Tivaouane Peulh–Niaga : la DGSCOS sensibilise sur l’occupation du sol, le député Youngare Dione s’enquiert des projets de Promoville
Dans la commune de Tivaouane Peulh–Niaga, la problématique de l’occupation du sol revient avec acuité au cœur des priorités. La Direction générale de la surveillance et du contrôle de l’occupation du sol (DGSCOS) a initié, mercredi 15 avril 2026, une séance de sensibilisation à l’endroit des populations afin de tirer la sonnette d’alarme face à la recrudescence de l’occupation anarchique des espaces publics. Une démarche préventive qui vise à encourager un meilleur respect des règles d’aménagement et à préserver les réserves foncières indispensables au développement harmonieux de la commune.
Cette sortie de terrain s’inscrit dans un contexte marqué par une pression foncière croissante dans cette zone en pleine expansion, où les installations irrégulières menacent l’équilibre urbanistique et compliquent la mise en œuvre des politiques publiques. Les agents de la DGSCOS ont ainsi insisté sur la nécessité pour les habitants de se conformer aux normes en vigueur, tout en rappelant les conséquences juridiques et sociales liées aux occupations illégales.

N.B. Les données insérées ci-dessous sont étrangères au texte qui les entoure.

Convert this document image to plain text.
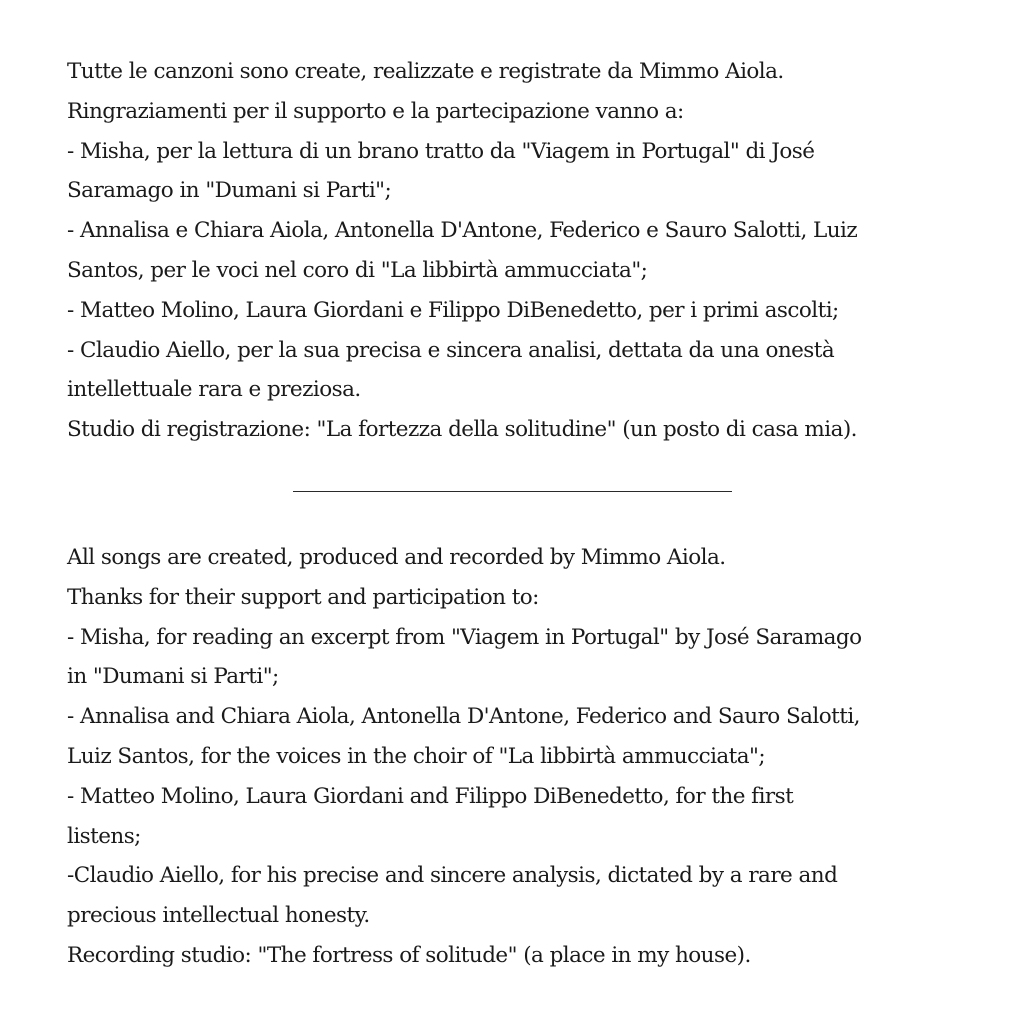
Tutte le canzoni sono create, realizzate e registrate da Mimmo Aiola.

Ringraziamenti per il supporto e la partecipazione vanno a:

- Misha, per la lettura di un brano tratto da "Viagem in Portugal" di José

Saramago in "Dumani si Parti";

- Annalisa e Chiara Aiola, Antonella D'Antone, Federico e Sauro Salotti, Luiz

Santos, per le voci nel coro di "La libbirtà ammucciata";

- Matteo Molino, Laura Giordani e Filippo DiBenedetto, per i primi ascolti;

- Claudio Aiello, per la sua precisa e sincera analisi, dettata da una onestà

intellettuale rara e preziosa.

Studio di registrazione: "La fortezza della solitudine" (un posto di casa mia).

All songs are created, produced and recorded by Mimmo Aiola.

Thanks for their support and participation to:

- Misha, for reading an excerpt from "Viagem in Portugal" by José Saramago

in "Dumani si Parti";

- Annalisa and Chiara Aiola, Antonella D'Antone, Federico and Sauro Salotti,

Luiz Santos, for the voices in the choir of "La libbirtà ammucciata";

- Matteo Molino, Laura Giordani and Filippo DiBenedetto, for the first

listens;

-Claudio Aiello, for his precise and sincere analysis, dictated by a rare and

precious intellectual honesty.

Recording studio: "The fortress of solitude" (a place in my house).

Dans le même temps, l’honorable député Youngare Dione a effectué une visite auprès des services de Promoville, avec pour objectif de s’enquérir de l’état d’avancement des projets structurants en cours dans la commune. Une démarche de suivi qui traduit l’engagement de l’élu à veiller à la concrétisation effective des investissements publics au bénéfice des populations locales.
Au cœur des échanges, un ambitieux programme de voirie a été mis en avant. D’un linéaire de 7,9 kilomètres, ce projet vise à désenclaver plusieurs zones stratégiques, notamment Namora, Socabeg Niaga, Lac Rose, Niaga Peulh, Keur Bourkhane, Niacoulrab et Diakhaye. Une infrastructure jugée essentielle pour fluidifier la mobilité, faciliter les activités économiques et améliorer l’accessibilité dans cette partie du département de Rufisque.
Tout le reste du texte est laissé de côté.